Alors qu’au moment de sa faillite, la SVB disposait d’environ 167 milliards de dollars d’actifs pour 119 milliards de dollars de dépôts, la transaction annoncée ce week-end porte sur l’achat par First – Citizens d’environ 72 milliards de dollars d’actifs de la Silicon Valley Bridge Bank, avec une décote de 16,5 milliards de dollars. First Citizens Bank reprendra également 56 milliards de dollars de dépôts des clients de Silicon Valley Bank.
90 milliards de dollars d’actifs encore à céder
En échange, la FDIC recevra des "stock appreciation rights", soit des droits à la plus-value sur les actions de First Citizens Bancshares, pour une valeur potentielle allant jusqu’à 500 millions de dollars, a indiqué la FDIC dans un communiqué. Environ 90 milliards de dollars en titres et autres actifs, principalement des bons du Trésor, resteront en revanche sous séquestre, que l’agence fédérale devra encore céder.
Par ailleurs, la FDIC et la First Citizens Bank ont conclu un accord de partage des pertes sur les prêts commerciaux qu’elles ont achetés à l’ancienne Silicon Valley Bank. Cet accord "devrait permettre de maximiser les recouvrements sur les actifs en les maintenant dans le secteur privé. Elle devrait également minimiser les perturbations pour les clients des prêts", a expliqué l’autorité américaine.
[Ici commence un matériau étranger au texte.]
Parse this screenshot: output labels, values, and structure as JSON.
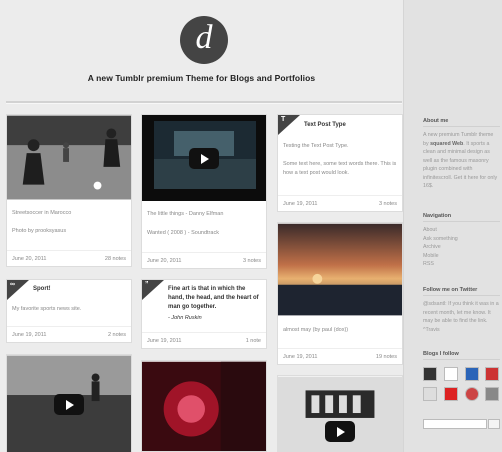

Si la transaction est jugée positive pour la First – Citizens Bank, elle a en revanche d’ores et déjà coûté cher à la FDIC. A ce stade, l’agence fédérale estime le coût de la faillite de la Silicon Valley Bank à son Fonds d’assurance des dépôts à "environ 20 milliards de dollars", a-t-elle indiqué. Elle déterminera le coût exact une fois levée la mise sous séquestre.
Manquant de liquidités et devenue insolvable, la Silicon Valley Bank avait été fermée le 10 mars par le bureau californien de la protection financière et de l’innovation, qui avait pris le contrôle de l’établissement en désignant la Federal Deposit Insurance Corporation (FDIC), l’organisme chargé de la garantie des dépôts aux Etats-Unis, comme administrateur judiciaire.
Pour protéger les déposants assurés, la FDIC avait d’abord créé la Banque nationale d’assurance des dépôts de Santa Clara (DINB) puis transféré tous les dépôts et la quasi-totalité des actifs de la Silicon Valley Bank à une banque relais, la Silicon Valley Bridge Bank, finalement rachetée ce dimanche par First – Citizens.
Mais le processus n’est pas achevé. Rappelons qu’en parallèle, SVB Financial Group, la maison mère de la SVB, conseillée par Centerview Partners, est à la recherche de repreneurs pour ses filiales SVB Capital et SVB Securities.